PlantX (OTCQB: PLTXF | CSE: VEGA) is a platform that serves as a one-stop-shop for everything plant-based. With its fast-growing category verticals, the Company offers customers across North America more than 5,000 plant-based products. PlantX offers all of the top plant-based brands and even has its own services including XPets, XMeals meal delivery, and XFitness. Each of these have a subscription fee that goes towards further rewards that can be exchanged on the main PlantX retail site. In its most recent quarter, PlantX recorded an impressive growth in revenues from $907,935 in the quarter ending December 2020, to over $2.7 million for the quarter ending December 2021. This represents more than a 200% year over year revenue growth.

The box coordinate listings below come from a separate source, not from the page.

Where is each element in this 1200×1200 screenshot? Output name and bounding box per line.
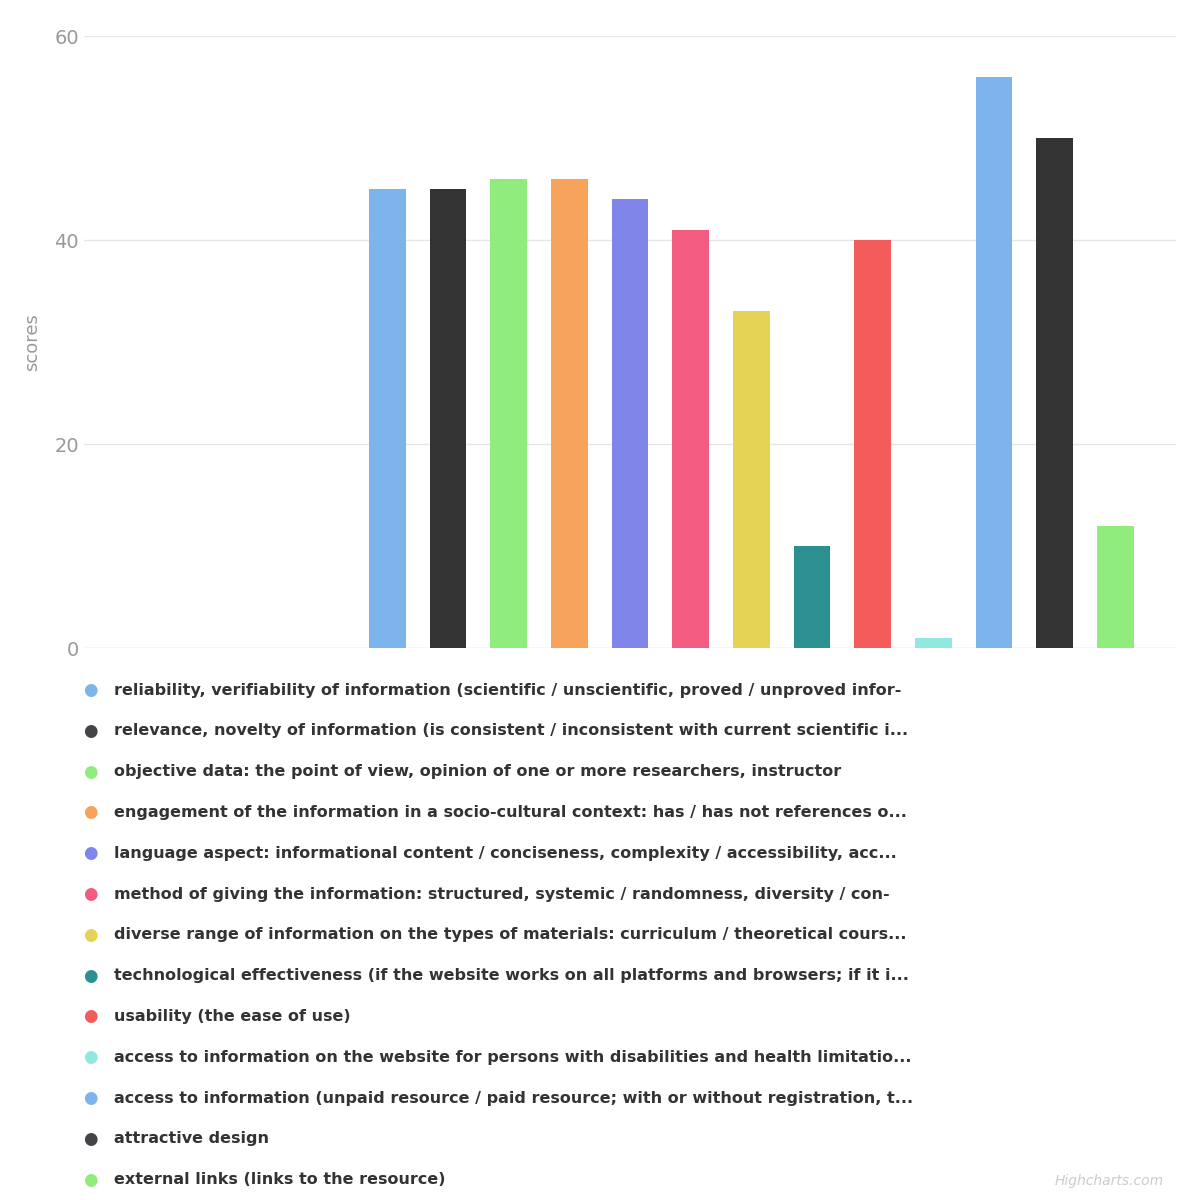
Text: ●: ● xyxy=(83,721,97,739)
Bar xyxy=(854,240,890,648)
Text: external links (links to the resource): external links (links to the resource) xyxy=(114,1172,445,1187)
Text: reliability, verifiability of information (scientific / unscientific, proved / u: reliability, verifiability of informatio… xyxy=(114,683,901,697)
Text: usability (the ease of use): usability (the ease of use) xyxy=(114,1009,350,1024)
Text: relevance, novelty of information (is consistent / inconsistent with current sci: relevance, novelty of information (is co… xyxy=(114,724,908,738)
Bar xyxy=(794,546,830,648)
Text: attractive design: attractive design xyxy=(114,1132,269,1146)
Bar xyxy=(1097,526,1134,648)
Text: ●: ● xyxy=(83,1171,97,1188)
Text: language aspect: informational content / conciseness, complexity / accessibility: language aspect: informational content /… xyxy=(114,846,896,860)
Text: Highcharts.com: Highcharts.com xyxy=(1055,1174,1164,1188)
Bar xyxy=(733,312,769,648)
Text: ●: ● xyxy=(83,680,97,698)
Text: ●: ● xyxy=(83,804,97,821)
Bar xyxy=(370,188,406,648)
Text: ●: ● xyxy=(83,1090,97,1106)
Text: ●: ● xyxy=(83,926,97,943)
Bar xyxy=(916,637,952,648)
Bar xyxy=(1037,138,1073,648)
Text: ●: ● xyxy=(83,1130,97,1147)
Bar xyxy=(612,199,648,648)
Text: ●: ● xyxy=(83,967,97,984)
Text: access to information (unpaid resource / paid resource; with or without registra: access to information (unpaid resource /… xyxy=(114,1091,913,1105)
Bar xyxy=(551,179,588,648)
Text: ●: ● xyxy=(83,1049,97,1067)
Text: technological effectiveness (if the website works on all platforms and browsers;: technological effectiveness (if the webs… xyxy=(114,968,908,983)
Bar xyxy=(491,179,527,648)
Bar xyxy=(672,229,709,648)
Text: ●: ● xyxy=(83,886,97,902)
Text: method of giving the information: structured, systemic / randomness, diversity /: method of giving the information: struct… xyxy=(114,887,889,901)
Bar xyxy=(976,77,1013,648)
Y-axis label: scores: scores xyxy=(23,313,41,371)
Text: objective data: the point of view, opinion of one or more researchers, instructo: objective data: the point of view, opini… xyxy=(114,764,841,779)
Text: ●: ● xyxy=(83,845,97,862)
Text: diverse range of information on the types of materials: curriculum / theoretical: diverse range of information on the type… xyxy=(114,928,906,942)
Text: access to information on the website for persons with disabilities and health li: access to information on the website for… xyxy=(114,1050,912,1064)
Text: ●: ● xyxy=(83,1008,97,1025)
Text: engagement of the information in a socio-cultural context: has / has not referen: engagement of the information in a socio… xyxy=(114,805,907,820)
Text: ●: ● xyxy=(83,763,97,781)
Bar xyxy=(430,188,466,648)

PlantX has the potential to be a long-term growth investment. The platform has several high-profile celebrity ambassadors including tennis player Venus Williams and NFL quarterback Justin Fields. The brand is also beloved by the plant-based community, and is a true first mover in the plant-based eCommerce space. With strong brand appeal and integration of its own subscription-based services, PlantX is positioned to be a major player in the ever-growing plant-based food industry. PlantX have been expanding massively over the past few months, employing a smart M&A strategy, onboarding top brand to their e-commerce technology and scaling them at a fast pace. A testement to this is their recent announcment regarding the launch of Bloombox (one of the brand they previously acquired) in Austria.
Oatly Group AB
While it hasn’t fared too well so far as a publicly traded stock, don’t underestimate Oatly’s (OTLY, Financial) control of the global oat milk industry. Oatly is a Swedish company that creates oat milk and other dairy-replacing oat products like yogurts and butters. The company is backed by some heavy investors including the Blackstone Group, Oprah Winfrey and the former CEO of Starbucks (SBUX, Financial), Howard Schultz.

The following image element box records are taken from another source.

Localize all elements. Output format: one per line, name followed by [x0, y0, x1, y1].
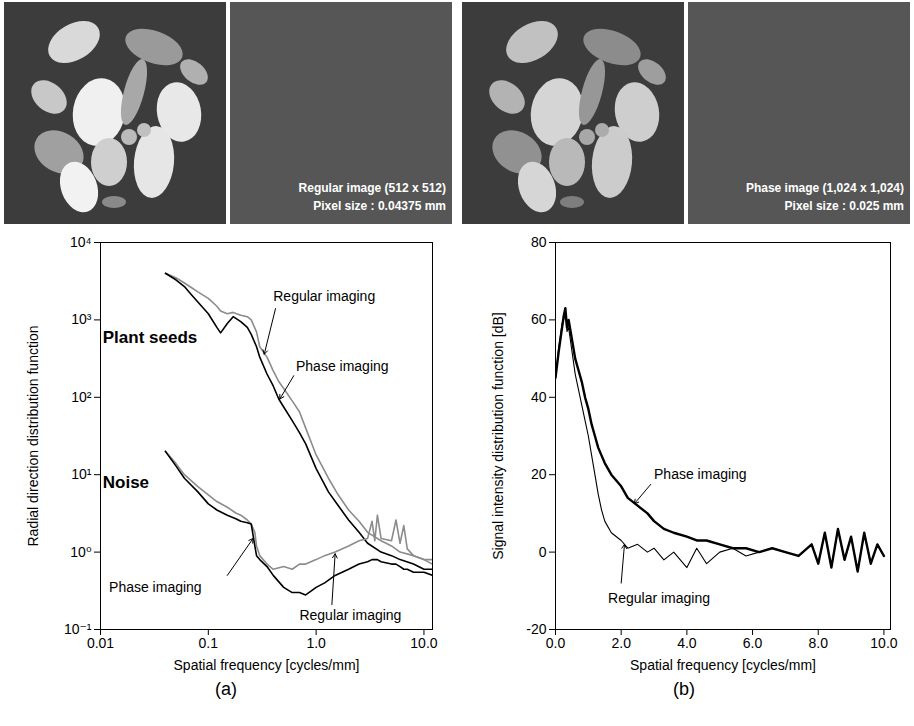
svg-text:Pixel size : 0.025 mm: Pixel size : 0.025 mm — [785, 199, 904, 213]
svg-text:10¹: 10¹ — [71, 466, 92, 482]
svg-text:40: 40 — [531, 389, 547, 405]
svg-text:0: 0 — [539, 544, 547, 560]
svg-text:Plant seeds: Plant seeds — [103, 328, 197, 347]
svg-text:10⁻¹: 10⁻¹ — [63, 621, 92, 637]
svg-text:Pixel size : 0.04375 mm: Pixel size : 0.04375 mm — [313, 199, 446, 213]
svg-text:0.1: 0.1 — [199, 635, 219, 651]
svg-text:Regular image (512 x 512): Regular image (512 x 512) — [299, 181, 446, 195]
svg-text:Signal intensity distribution: Signal intensity distribution function [… — [490, 312, 506, 559]
svg-text:-20: -20 — [526, 621, 546, 637]
svg-text:10²: 10² — [71, 389, 92, 405]
svg-text:Phase imaging: Phase imaging — [296, 358, 389, 374]
svg-text:Regular imaging: Regular imaging — [273, 288, 375, 304]
svg-text:10⁰: 10⁰ — [70, 544, 92, 560]
svg-text:20: 20 — [531, 466, 547, 482]
svg-text:6.0: 6.0 — [743, 635, 763, 651]
svg-text:Radial direction distribution: Radial direction distribution function — [25, 325, 41, 546]
svg-text:8.0: 8.0 — [809, 635, 829, 651]
svg-text:80: 80 — [531, 234, 547, 250]
svg-text:10³: 10³ — [71, 311, 92, 327]
svg-text:Noise: Noise — [103, 473, 149, 492]
svg-text:Phase imaging: Phase imaging — [109, 579, 202, 595]
svg-text:10⁴: 10⁴ — [70, 234, 92, 250]
html-text:(a): (a) — [215, 679, 237, 699]
svg-text:2.0: 2.0 — [611, 635, 631, 651]
svg-text:Phase imaging: Phase imaging — [654, 466, 747, 482]
svg-text:Regular imaging: Regular imaging — [299, 607, 401, 623]
svg-text:60: 60 — [531, 311, 547, 327]
svg-text:Regular imaging: Regular imaging — [608, 590, 710, 606]
svg-text:10.0: 10.0 — [410, 635, 437, 651]
svg-text:4.0: 4.0 — [677, 635, 697, 651]
svg-text:Spatial frequency [cycles/mm]: Spatial frequency [cycles/mm] — [174, 657, 360, 673]
html-text:(b): (b) — [673, 679, 695, 699]
svg-text:10.0: 10.0 — [870, 635, 897, 651]
svg-text:Spatial frequency [cycles/mm]: Spatial frequency [cycles/mm] — [630, 657, 816, 673]
svg-text:0.0: 0.0 — [546, 635, 566, 651]
svg-text:0.01: 0.01 — [87, 635, 114, 651]
svg-text:Phase image (1,024 x 1,024): Phase image (1,024 x 1,024) — [746, 181, 904, 195]
svg-text:1.0: 1.0 — [306, 635, 326, 651]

So why oat milk? First, the alternative milk industry is growing at a fantastic pace. Over 68% of the world’s population is lactose intolerant or has some form of lactose malabsorption. This fact alone is reducing the control that dairy milk has over the global milk industry. Second, harvesting oats is the cheapest form of alternative milk, especially compared to almonds, cashews and soybeans. Oat crops use the least amount of water and use the least amount of farm space.
Oatly’s stock is currently trading below its IPO price, and the company has seen some controversy lately with the banning of advertisements that claim the company has made false statements about it reducing greenhouse gas emissions.